Time to Ring The Cash Register: +50 Pips In Yesterday’s USD/CAD Trade
Shain Vernier • 1 min read
Yesterday afternoon I issued a buy recommendation for the USD/CAD as we moved into the late U.S. session. The trade has performed well, racking up 50+ pips profit from the 1.2120 entry during today’s session.
USD/CAD Daily Chart
There are a few aspects of this trade that give me viable reasons to exit and grab the profits while they are available:
Earlier in the session, the USD/CAD traded under Monday’s low, effectively breaking symmetry. This suggests possible prolonged consolidation.
The upcoming API crude oil inventory release is likely to spike participation in this market. That can be either good or bad. Today’s crude trade has been tight. I look for the API to move the market considerably.

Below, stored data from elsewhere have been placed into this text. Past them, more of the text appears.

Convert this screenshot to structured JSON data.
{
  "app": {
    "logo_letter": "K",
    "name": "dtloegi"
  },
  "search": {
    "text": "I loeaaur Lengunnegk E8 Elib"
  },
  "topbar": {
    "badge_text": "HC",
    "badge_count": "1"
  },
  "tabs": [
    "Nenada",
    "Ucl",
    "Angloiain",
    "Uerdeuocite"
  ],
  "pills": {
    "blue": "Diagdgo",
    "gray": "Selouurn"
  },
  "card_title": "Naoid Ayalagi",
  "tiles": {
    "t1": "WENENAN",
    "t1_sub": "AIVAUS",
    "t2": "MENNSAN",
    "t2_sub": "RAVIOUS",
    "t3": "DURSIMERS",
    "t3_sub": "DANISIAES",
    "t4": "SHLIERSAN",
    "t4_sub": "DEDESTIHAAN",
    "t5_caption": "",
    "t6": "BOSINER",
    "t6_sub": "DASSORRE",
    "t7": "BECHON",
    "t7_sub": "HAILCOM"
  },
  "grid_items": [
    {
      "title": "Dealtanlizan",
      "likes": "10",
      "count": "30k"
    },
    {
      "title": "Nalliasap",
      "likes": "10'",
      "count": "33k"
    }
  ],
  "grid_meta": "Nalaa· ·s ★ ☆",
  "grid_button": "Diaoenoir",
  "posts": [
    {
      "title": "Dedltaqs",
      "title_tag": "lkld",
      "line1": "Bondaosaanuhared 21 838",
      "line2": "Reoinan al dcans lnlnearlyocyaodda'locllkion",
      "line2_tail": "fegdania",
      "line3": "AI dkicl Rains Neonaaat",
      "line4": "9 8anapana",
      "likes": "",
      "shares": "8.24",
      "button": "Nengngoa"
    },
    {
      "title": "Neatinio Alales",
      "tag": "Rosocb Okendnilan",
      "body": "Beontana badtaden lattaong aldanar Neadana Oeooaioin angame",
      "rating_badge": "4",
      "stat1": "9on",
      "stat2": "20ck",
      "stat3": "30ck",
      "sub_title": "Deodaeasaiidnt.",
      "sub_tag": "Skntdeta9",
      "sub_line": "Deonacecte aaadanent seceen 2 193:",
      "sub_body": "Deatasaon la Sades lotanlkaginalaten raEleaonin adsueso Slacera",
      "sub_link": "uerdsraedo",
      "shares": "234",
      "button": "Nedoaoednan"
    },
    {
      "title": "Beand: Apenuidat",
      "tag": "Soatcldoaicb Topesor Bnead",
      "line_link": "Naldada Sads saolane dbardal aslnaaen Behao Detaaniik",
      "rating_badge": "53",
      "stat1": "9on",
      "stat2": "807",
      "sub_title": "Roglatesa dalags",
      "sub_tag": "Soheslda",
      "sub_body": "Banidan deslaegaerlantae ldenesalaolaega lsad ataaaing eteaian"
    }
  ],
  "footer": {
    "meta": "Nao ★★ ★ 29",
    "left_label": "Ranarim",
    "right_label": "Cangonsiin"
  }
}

Initially, this was a position trade. Given the lack of symmetry, and pending economic data releases, it may be a good idea to take the money and run!

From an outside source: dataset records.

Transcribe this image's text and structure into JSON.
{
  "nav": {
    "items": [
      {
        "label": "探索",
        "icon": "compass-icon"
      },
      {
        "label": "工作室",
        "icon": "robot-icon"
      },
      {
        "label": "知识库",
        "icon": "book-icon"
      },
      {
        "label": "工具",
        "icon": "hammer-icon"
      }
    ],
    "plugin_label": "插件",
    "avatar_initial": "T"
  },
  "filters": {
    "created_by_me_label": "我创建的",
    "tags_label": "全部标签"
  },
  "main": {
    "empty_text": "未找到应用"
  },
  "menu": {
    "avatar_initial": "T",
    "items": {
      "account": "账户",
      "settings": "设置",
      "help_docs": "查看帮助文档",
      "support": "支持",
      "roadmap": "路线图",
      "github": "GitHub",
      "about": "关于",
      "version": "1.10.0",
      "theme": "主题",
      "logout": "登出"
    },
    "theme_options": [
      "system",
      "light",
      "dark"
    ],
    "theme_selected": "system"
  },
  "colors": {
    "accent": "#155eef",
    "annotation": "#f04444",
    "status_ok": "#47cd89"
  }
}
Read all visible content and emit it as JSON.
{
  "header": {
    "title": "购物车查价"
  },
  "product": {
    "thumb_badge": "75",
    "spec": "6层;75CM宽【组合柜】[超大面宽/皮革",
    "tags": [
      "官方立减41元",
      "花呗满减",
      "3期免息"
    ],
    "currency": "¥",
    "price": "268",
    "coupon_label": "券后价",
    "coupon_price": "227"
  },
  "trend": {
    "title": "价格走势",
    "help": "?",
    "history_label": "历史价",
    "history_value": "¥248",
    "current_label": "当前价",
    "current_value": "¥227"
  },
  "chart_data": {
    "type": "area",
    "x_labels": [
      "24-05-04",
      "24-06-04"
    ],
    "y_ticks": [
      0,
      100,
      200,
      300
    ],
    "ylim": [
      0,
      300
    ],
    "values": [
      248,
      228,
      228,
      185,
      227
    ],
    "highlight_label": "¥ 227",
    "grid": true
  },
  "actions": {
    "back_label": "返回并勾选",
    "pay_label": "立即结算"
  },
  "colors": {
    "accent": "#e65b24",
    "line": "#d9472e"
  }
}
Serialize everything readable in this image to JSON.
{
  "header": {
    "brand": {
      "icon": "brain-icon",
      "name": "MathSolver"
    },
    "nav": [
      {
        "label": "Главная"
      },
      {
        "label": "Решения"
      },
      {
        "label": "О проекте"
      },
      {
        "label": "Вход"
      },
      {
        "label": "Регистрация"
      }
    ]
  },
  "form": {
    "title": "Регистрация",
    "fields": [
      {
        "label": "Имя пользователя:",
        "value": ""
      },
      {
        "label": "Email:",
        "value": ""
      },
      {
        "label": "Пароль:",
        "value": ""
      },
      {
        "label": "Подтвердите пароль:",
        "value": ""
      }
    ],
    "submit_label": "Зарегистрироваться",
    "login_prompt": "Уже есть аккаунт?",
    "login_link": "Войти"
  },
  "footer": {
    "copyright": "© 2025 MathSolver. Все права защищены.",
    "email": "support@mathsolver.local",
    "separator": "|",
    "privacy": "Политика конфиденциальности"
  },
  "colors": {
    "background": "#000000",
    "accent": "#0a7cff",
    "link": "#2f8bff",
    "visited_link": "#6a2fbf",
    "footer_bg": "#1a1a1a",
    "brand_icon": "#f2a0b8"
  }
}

Bottom Line: I am not a big fan of exiting trades prematurely, but in this case it is warranted. As my colleague Skerdian outlined in an earlier brief, the USD/CAD is showing signs of being overbought. In fact, there is an upcoming trading signal prompting a short position in the USD/CAD.
Counter-trend trades are tricky. Aggressive risk management is necessary to be a consistent winner when trading against the grain. So, if you are open in this trade, taking profits now is a good move. If nothing else, move your stop to breakeven.
It is as the old saying goes: No one ever went broke taking profits!